Теперь уже я засну крепко,
потому что знаю:
дальше молитва будет тихой.
Вечером я снова пробую свой голос
чтобы говорить с мамой.
Она сурова,
и мой голос, даже самый добрый,
не сможет разгладить её морщины.
Я знаю, что она очень хочет говорить,
но я не умею правильно спрашивать
и обрекаю её на тягостное молчание и возвращение
в юность, которую она проклинает.
Чтобы не тревожить больные воспоминания,
и дать ей возможность этой желанной встречи
я задорно спрашиваю,
где она находила бŘльшую радость:
в поле, у реки, у цветов, —
и встречаю её недоуменный взгляд.
Вспоминаю:
она не любит цветы.
Не любит реки, поля, горы.
Мама вспоминает поле, чтобы рассказать,
как радостно было сажать хлеб.
Она вспоминает реки,
чтобы рассказать,
как водой из ручья омывала холку любимого телёнка.
Она вспоминает цветы,
чтобы рассказать,
как они греют ладони,
когда мягкие коровьи губы
перебирают их
и долго, медленно жуют…
Морщины теплеют,
руки быстрее перебирают чётки,
и мама с гордостью рассказывает,
что у неё, единственной в селе,
никогда не умер ни один телёнок,
а молоко, которое давали её коровы,
было самым жирным,
и однажды по жалобе соседки,
недовольной её фотографией на доске почёта,
пришла грозная комиссия
и подтвердила,
что жирнее и вкуснее молока,
которое дают её бурёнушки,
нет нигде…
Когда она улыбается,
я вспоминаю Бога
и прошу прощения у Него,
что не понимаю,
что такое молитва —
бунт или смирение,
и обещаю Ему,
что больше не буду
бояться её молитв.
Он, наверное, очень терпелив,
если прощает за то,
что я в последнюю очередь вспоминаю
о тех ягнятах, телятах, барашках,
которых выходила моя мама,
не забывающая их уже более полувека
после того, как они забыли сами себя.
Чтобы говорить с мамой,
долго пробую свой голос…
11 сентября 2014 года
Когда я на работе, мама одна целый день, внуки разъехались. На обед я прихожу домой, часто это время совпадает со временем её молитвы, и она оставляет двери открытыми. Сегодня я зашла, стараясь не шуметь (вчера от хлопанья двери у неё началось сердцебиение), и услышала, что она разговаривает с собой. Обычно я всегда застаю её молчащей.

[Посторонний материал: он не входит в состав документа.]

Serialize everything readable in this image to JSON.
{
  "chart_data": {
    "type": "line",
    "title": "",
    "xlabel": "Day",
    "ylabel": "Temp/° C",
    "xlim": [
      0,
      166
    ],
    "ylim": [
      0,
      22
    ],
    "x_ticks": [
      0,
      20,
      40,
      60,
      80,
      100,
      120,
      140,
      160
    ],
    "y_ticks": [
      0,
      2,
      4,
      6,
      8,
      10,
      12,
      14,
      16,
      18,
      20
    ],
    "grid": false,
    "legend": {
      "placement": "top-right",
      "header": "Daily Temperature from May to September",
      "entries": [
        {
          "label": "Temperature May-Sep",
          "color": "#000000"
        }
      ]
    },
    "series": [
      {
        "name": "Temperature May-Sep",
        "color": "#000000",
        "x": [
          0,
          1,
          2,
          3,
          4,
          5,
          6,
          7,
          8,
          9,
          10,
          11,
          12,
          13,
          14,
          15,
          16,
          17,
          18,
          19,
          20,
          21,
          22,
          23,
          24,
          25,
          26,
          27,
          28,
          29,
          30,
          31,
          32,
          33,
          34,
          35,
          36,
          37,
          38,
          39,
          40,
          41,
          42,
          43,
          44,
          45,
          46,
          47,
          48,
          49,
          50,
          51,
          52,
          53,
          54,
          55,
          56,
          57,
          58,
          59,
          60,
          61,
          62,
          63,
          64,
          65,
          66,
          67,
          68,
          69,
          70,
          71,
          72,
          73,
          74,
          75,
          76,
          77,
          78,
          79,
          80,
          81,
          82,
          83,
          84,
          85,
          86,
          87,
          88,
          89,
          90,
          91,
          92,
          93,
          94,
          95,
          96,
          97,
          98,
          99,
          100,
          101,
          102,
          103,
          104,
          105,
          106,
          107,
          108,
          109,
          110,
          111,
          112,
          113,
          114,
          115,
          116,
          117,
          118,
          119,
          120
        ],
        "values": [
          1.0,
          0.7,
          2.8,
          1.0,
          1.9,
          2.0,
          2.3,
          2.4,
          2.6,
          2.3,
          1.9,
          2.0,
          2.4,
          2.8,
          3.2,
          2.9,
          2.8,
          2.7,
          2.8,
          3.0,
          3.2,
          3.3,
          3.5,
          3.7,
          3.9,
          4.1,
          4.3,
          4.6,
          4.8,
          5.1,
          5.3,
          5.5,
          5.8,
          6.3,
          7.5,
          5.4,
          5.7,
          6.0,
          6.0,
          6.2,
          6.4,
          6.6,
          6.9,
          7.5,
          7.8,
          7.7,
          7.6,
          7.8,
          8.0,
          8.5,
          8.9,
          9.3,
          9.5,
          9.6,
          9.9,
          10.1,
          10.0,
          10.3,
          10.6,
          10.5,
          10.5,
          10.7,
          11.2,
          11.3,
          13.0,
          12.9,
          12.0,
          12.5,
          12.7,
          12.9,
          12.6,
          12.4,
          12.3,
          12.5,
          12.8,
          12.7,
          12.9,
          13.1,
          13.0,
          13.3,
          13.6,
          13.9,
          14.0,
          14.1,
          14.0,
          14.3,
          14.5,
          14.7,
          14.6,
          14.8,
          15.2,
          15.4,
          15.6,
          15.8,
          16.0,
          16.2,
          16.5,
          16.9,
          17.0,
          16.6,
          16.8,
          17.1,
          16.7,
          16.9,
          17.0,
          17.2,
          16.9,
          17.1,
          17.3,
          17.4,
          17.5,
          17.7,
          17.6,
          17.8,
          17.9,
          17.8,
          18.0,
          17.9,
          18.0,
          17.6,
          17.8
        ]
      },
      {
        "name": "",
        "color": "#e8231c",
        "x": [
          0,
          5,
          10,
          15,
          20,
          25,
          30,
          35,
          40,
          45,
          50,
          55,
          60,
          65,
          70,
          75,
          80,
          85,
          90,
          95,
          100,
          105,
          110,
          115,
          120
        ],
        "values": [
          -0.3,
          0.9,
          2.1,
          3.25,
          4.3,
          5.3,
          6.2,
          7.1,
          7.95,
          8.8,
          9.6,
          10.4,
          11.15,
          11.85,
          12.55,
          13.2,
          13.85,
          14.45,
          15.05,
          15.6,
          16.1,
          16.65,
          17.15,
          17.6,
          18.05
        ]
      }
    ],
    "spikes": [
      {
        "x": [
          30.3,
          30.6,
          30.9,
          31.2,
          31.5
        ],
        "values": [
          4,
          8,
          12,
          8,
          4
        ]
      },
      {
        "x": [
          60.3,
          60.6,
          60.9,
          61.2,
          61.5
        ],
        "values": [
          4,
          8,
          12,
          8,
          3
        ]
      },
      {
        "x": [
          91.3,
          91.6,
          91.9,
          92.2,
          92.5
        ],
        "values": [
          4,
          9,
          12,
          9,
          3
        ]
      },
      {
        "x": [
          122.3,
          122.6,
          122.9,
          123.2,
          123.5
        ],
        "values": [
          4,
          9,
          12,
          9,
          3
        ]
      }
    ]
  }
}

Мама объяснила, что она разговаривала со своей матерью. Мама почти всегда молчит, и я знаю, что она живёт воспоминаниями, чаще всего о своей маме, моей бабушке Асват. Я знаю все истории, которые она рассказывает о ней, но делаю вид, что слышу в первый раз, потому что она каждый раз переживает заново. Сегодня она вспомнила, как её мама, умирая от тяжёлой болезни, сказала ей (мама долго и любовно за ней ухаживала): «Когда мы встретимся после смерти и ты предстанешь перед Всевышним, я выйду навстречу тебе и буду громко кричать, умолять Его, чтобы он отправил тебя в рай!» И мама заплакала. Она всегда плачет, когда вспоминает эти слова. Наверное, она сегодня ей отвечала, когда я вошла в дом.
11 сентября 2014 года
Мама вспомнила один эпизод из своей молодости и сказала: «Человека, который говорит правду в лицо, не любят люди, но любит Бог. Выбирай, чья любовь тебе дороже».
10 января 2016 года
«Сегодня сентябрь?» — спрашивает у меня мама. Вчера, увидев папину фотографию, она удивлённо спросила: «А кто это?» Потом удивлялась ещё больше. Мама сейчас все время вспоминает детство военных лет и говорит, что люди были добры и веселы, несмотря на трудности. Она поёт смешные частушки о сельчанах, которые они же сами и складывали, и вспоминает всех поимённо. Сегодня у мамы день рождения, 84 года, но она либо о нём не помнит, либо уверят, что этот день прошёл 10 декабря (ей меняли дату рождения по документам после архивных разысканий), но всегда категорически запрещает его отмечать, отмахиваясь от всех уговоров. С днём рождения, душа моя!
ИЗ МАТУШКИНЫХ СНОВ
По кругу чётки сыплются из рук,
Задремлет мать, зерно перебирая.
А там всё тот же бесконечный круг
И сонм теней от ада и до рая.
Спросила мать у старого Гаджи,
Что двадцать лет назад оставил землю:
«Где там мой брат ушедший, расскажи —
Твоим словам, пусть издали, я внемлю.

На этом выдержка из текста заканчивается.